Este pescado que se oculta en las profundidades del fondo del mar, aunque no zonas muy ondas, y que es uno de los pocos que tiene los dos ojos en el mismo lado de la cara, es muy apreciado para los amantes del pescado ya que cuenta con una de las carnes más sabrosas. Pero, ¿qué conocéis sobre las propiedades nutricionales del rodaballo?

Se trata de un pescado semigraso pues su contenido graso ronda entre 2 y 5 microgramos por cada 100 gramos de carne, una característica que lo hace ideal para las personas que se encuentran en época de dieta o para aquellas que tienen problemas de digestión, pues es un pescado de fácil digestión. 

El rodaballo está compuesto por proteínas de calidad que llegan a representar el 17% de su peso total aportándole un alto valor biológico. Las vitaminas más destacadas en este pescado son las del grupo B: B12, B2 y B3, aunque son poco relevantes en relación con otros pescados.
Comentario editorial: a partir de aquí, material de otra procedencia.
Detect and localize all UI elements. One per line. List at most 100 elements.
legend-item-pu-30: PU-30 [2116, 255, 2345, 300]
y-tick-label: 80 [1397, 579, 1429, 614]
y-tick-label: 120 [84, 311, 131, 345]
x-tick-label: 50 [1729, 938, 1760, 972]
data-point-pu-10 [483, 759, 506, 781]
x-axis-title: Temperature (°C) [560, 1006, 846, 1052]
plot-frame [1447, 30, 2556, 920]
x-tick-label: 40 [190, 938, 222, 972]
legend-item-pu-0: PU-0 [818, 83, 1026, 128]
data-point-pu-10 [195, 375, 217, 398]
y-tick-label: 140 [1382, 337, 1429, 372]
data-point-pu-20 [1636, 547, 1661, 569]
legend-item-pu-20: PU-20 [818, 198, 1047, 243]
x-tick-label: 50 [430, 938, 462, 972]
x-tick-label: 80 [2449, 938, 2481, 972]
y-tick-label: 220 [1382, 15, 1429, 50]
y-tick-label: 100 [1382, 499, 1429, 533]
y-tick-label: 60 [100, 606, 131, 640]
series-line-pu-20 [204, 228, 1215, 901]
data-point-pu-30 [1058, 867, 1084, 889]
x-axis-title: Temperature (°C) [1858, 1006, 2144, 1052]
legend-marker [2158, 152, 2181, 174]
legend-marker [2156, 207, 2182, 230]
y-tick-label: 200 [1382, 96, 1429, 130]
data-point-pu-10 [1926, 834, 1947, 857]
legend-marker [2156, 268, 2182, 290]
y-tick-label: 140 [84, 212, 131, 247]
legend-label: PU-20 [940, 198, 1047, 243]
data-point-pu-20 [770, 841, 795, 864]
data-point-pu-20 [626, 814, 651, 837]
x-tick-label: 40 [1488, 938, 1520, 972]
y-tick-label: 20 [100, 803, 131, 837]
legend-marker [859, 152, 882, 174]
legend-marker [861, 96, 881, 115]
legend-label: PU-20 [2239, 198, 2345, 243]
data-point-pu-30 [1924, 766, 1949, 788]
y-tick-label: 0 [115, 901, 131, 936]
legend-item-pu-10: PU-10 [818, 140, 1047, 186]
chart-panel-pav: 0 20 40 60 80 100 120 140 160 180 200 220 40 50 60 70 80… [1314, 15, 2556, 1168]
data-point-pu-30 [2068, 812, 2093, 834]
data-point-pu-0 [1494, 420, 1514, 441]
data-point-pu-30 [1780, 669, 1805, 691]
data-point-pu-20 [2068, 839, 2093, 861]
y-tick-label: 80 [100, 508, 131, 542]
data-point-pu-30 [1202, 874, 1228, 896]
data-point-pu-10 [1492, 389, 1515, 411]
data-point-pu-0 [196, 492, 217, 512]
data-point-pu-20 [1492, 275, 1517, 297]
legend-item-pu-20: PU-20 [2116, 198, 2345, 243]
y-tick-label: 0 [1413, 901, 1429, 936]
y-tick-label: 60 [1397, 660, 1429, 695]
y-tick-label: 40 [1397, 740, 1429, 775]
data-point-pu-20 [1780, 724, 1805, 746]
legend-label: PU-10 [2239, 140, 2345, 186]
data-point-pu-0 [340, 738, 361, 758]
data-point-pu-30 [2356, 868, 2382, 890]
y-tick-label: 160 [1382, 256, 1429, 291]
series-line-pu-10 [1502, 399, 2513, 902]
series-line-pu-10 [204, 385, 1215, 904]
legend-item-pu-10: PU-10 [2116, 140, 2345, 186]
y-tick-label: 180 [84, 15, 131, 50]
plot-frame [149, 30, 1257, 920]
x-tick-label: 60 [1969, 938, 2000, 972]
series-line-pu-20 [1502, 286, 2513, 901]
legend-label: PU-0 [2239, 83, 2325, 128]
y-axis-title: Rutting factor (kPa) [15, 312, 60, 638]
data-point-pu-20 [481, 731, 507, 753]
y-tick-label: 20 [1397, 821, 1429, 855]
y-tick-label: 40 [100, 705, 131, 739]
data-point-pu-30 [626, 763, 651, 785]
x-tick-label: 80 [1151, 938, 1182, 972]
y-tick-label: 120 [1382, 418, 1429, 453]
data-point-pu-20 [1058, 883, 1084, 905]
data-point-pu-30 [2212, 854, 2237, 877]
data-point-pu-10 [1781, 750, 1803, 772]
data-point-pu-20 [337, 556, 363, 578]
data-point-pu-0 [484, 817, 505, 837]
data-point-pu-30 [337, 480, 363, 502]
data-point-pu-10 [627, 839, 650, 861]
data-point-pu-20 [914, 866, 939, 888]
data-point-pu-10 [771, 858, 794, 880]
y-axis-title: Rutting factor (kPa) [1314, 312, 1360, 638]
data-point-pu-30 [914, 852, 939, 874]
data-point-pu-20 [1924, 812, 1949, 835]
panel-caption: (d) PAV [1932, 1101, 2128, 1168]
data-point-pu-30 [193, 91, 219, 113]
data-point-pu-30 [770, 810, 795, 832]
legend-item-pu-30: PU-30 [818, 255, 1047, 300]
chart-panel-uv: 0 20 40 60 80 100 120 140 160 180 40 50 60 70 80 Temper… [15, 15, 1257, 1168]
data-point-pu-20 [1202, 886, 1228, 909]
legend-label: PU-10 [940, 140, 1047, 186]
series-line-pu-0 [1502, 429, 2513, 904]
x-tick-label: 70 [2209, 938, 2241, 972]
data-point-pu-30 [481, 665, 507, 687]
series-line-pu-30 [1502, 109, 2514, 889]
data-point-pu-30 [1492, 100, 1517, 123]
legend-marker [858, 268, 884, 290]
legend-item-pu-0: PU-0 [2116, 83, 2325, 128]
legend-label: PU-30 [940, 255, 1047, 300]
Sin embargo, la B9 si debe ser especialmente mencionada por su gran aporte, ya que es una vitamina esencial para el crecimiento y el desarrollo humano además de para el buen funcionamiento de los nervios y el cerebro. 

En relación a los minerales que se encuentran en el rodaballo, hay que destacar la aportación de nutrientes como el selenio, que protege el organismo frente a enfermedades cardiovasculares, el yodo, que favorece el funcionamiento de los tejidos nerviosos y musculares y el magnesio, un mineral esencial para recuperar y mejorar la musculatura además de para ayudar al refuerzo del sistema óseo y la dentadura.